Walmor, Fernando, Arnaldo, Rodrigo, Almeidossauro e Flávio: alta concentração de talento por metro quadrado de palco. Foto de Maringas Maciel.
Ontem eu convoquei meus guarda-costas, saí das catacumbas e fui ao TUC (que aliás, também fica em um subterrâneo). Lá, dois grandes espetáculos esperavam minhas vistas tão fatigadas. Primeiro. O show dos Eles Mesmos. Vou tentar resumir a experiência.
A primeira sensação é de que não é possível sair tanto som de apenas três caras. A banda mescla música mexicana, punk, rock-a-billy e mais as coisas que eles extraem lá da cabeça deles mesmo (especialmente estas). O vocalista Fernando Gouvêa tem um vozeirão daqueles do tempo em que se cantava sem microfone (Vicente Celestino, Francisco Alves). E não economiza voz. E não sonega sentimento. Além disso, como todo guitarrista de power trio, tem que desdobrar em um halterofilismo instrumental para manter a casa de pé. O baixista dos Eles Mesmos é um caso à parte. Valter Ferraz alterna e mistura todas as técnicas em um instrumento sem trastes (segundo ele mesmo, o único traste daquele baixo é quem o toca, rererer). O baterista Vinícius Marçal parece ligado na tomada, é só a banda fazer clic! que ele sai detonando sem nem ao menos desmanchar o penteado (opa, o cara tem cabelo raspado, mas vale a imagem).

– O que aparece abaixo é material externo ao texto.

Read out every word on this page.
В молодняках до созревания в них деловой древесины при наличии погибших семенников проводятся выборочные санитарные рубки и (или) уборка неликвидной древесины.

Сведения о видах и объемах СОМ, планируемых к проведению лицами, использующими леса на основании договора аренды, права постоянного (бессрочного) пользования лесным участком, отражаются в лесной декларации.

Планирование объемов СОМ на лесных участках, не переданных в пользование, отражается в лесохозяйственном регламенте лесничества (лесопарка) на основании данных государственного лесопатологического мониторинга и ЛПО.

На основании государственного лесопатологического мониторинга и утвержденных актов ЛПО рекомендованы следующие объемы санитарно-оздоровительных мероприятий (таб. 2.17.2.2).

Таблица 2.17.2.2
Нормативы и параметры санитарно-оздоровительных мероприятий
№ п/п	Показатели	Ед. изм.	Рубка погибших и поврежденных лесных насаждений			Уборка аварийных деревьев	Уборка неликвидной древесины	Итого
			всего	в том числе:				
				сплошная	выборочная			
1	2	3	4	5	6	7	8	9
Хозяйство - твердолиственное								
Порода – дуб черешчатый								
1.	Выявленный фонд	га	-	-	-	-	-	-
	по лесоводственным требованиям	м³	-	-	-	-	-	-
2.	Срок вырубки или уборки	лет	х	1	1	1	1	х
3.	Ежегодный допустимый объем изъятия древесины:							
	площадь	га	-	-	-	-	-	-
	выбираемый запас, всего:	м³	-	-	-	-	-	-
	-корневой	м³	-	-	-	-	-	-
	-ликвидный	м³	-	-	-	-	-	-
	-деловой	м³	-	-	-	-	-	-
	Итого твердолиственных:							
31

Esperando o segundo tempo, fiquei a matutar o que nos aguardava, já que no palco se reuniriam nada mais nada menos que uma mistura do sempre chique Rodrigo Barros, voando baixo, o Walmor Góes, indiscritível guitarrista e o vocal do sempre surpreendente Arnaldo Machado. O nome da tropa? Paz de Usinas.
Pois não é que os caras tiveram a ousadia de tocar sobre uma complicada base eletrônica pré-gravada? Correndo este risco e enfrentando a inexorável exatidão das batidas eletrônicas, debulharam uma série de canções (dá pra chamar assim?) nascidas da extrema invenção, com letras de uma poesia lancinantemente emocionante e uma execução muito além da burocracia.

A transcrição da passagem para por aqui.